Dubai, United Arab Emirates (CNN) — Resorting to taking medicine when you feel unwell is old news for humans, but new research shows that the world’s largest bird that can fly may be the latest animal to use plants as a form of medicine.

Researchers from Madrid, Spain, studied data on droppings from 619 Houbara bustards, and discovered that two types of plants included in their diet more than any other type of food had “anti-parasitic effects”.

Reported by Lewis M. Bautista Sobelana, a scientist at the Madrid National Museum of Natural Sciences and lead author, said in a press release Wednesday: “We show here that the Houbara houbara prefers to eat plants that contain chemical compounds with antiparasitic effects.”

The great bustard can be found in parts of Europe, Africa and Asia, and this bird is listed on the International Union for Conservation of Nature’s Red List of Threatened Animals, with about 70% of this bird living in the Iberian Peninsula, according to the statement.

The study, published in Frontiers in Ecology and Frontiers on Wednesday, revealed that the Houbara bustard ate an abundant amount of poppy (Papaver rhoeas) and Echium plantagineum. While humans use the poppy plant for its medicinal properties as a sedative and analgesic, the flower of the pregnant viper can be poisonous to them.

By analyzing the plant extracts, the researchers discovered that they have antiparasitic properties, specifically against three parasites common to birds: protozoon Trichomonas gallinae, nematode Meloidogyne javanica, and fungus Aspergillus niger.

Houbara bustard
Credit: Carlos Palacin

These two types of the plant are highly effective in killing or inhibiting the effects of protozoa and nematodes, according to the study. Rattlesnake flower showed moderate defense capabilities against fungi.

The researchers pointed out that the houbara bustard consumed these two types of plants, especially during the mating season, and they believe that they were limiting the effects of increased exposure to parasites during that period.

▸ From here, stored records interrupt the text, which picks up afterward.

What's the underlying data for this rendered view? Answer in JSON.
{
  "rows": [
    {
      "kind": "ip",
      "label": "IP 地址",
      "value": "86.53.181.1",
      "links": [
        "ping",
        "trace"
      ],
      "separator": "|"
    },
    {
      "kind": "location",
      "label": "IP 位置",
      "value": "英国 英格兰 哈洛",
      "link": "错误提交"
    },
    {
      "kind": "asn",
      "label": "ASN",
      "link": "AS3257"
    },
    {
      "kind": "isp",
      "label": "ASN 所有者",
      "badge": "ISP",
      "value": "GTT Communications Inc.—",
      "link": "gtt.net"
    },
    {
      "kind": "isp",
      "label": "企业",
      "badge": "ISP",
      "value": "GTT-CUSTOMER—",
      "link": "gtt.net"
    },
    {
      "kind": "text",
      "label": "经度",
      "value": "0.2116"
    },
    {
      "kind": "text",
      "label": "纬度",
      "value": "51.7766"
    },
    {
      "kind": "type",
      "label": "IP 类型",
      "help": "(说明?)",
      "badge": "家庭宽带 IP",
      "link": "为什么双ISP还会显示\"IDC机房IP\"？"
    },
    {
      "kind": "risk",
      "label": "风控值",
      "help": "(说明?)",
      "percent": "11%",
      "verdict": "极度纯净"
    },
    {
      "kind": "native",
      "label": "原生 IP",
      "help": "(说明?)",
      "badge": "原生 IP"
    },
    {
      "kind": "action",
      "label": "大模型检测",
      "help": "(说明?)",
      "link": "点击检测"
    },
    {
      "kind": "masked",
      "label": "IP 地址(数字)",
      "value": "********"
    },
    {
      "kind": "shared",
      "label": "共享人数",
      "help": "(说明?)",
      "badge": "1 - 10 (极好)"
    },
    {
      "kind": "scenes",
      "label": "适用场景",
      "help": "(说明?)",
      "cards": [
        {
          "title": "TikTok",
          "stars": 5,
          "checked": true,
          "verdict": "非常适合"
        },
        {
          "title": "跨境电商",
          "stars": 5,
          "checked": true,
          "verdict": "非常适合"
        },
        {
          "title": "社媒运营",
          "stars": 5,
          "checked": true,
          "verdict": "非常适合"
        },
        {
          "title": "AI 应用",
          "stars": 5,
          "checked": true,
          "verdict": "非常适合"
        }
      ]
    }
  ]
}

The press release stated that large houbara congregate with the aim of mating, which means that males congregate in specific locations to present themselves to visiting females, who then choose their mate accordingly.

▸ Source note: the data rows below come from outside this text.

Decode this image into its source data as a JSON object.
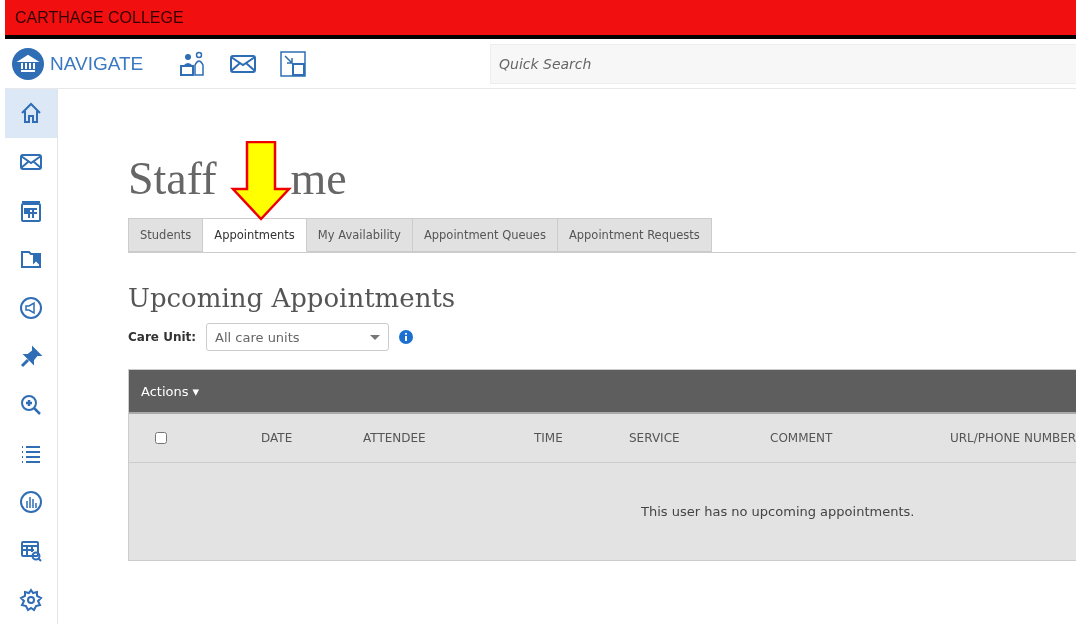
{
  "top_bar": {
    "title": "CARTHAGE COLLEGE"
  },
  "header": {
    "brand": "NAVIGATE",
    "search": {
      "placeholder": "Quick Search"
    }
  },
  "sidebar": {
    "items": [
      {
        "kind": "home",
        "selected": true
      },
      {
        "kind": "mail",
        "selected": false
      },
      {
        "kind": "calendar",
        "selected": false
      },
      {
        "kind": "folder",
        "selected": false
      },
      {
        "kind": "megaphone",
        "selected": false
      },
      {
        "kind": "pin",
        "selected": false
      },
      {
        "kind": "zoom",
        "selected": false
      },
      {
        "kind": "list",
        "selected": false
      },
      {
        "kind": "chart",
        "selected": false
      },
      {
        "kind": "report",
        "selected": false
      },
      {
        "kind": "gear",
        "selected": false
      }
    ]
  },
  "page_title": [
    "Staff",
    "me"
  ],
  "tabs": [
    {
      "label": "Students",
      "selected": false
    },
    {
      "label": "Appointments",
      "selected": true
    },
    {
      "label": "My Availability",
      "selected": false
    },
    {
      "label": "Appointment Queues",
      "selected": false
    },
    {
      "label": "Appointment Requests",
      "selected": false
    }
  ],
  "section_title": "Upcoming Appointments",
  "care_unit": {
    "label": "Care Unit:",
    "value": "All care units"
  },
  "table": {
    "actions": "Actions ▾",
    "select_all": {
      "checked": false
    },
    "columns": [
      "DATE",
      "ATTENDEE",
      "TIME",
      "SERVICE",
      "COMMENT",
      "URL/PHONE NUMBER"
    ],
    "empty_message": "This user has no upcoming appointments."
  },
  "annotation": {
    "kind": "arrow"
  }
}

“Theoretically, males and females of the Great Houbara during the mating season may benefit from foraging for medicinal plants when sexually transmitted diseases are common, in Whereas males who use plants containing potent disease-fighting compounds may appear healthier, stronger, and more attractive to females.”

Paul Rose, a zoologist and lecturer in animal behavior at the University of Exeter, England, who was not involved in the study, said the findings show that the great houbara is able to determine what benefits it at a given time and change its foraging behavior accordingly.

“We usually associate self-medication with species like primates, so it’s great to see researchers studying endangered birds,” Rose told CNN.

Earlier, chimpanzees had been seen picking up insects and dressing their wounds, as well as those of other animals, perhaps as a form of therapy, while dolphins rubbed against certain types of coral to protect their skin from infection.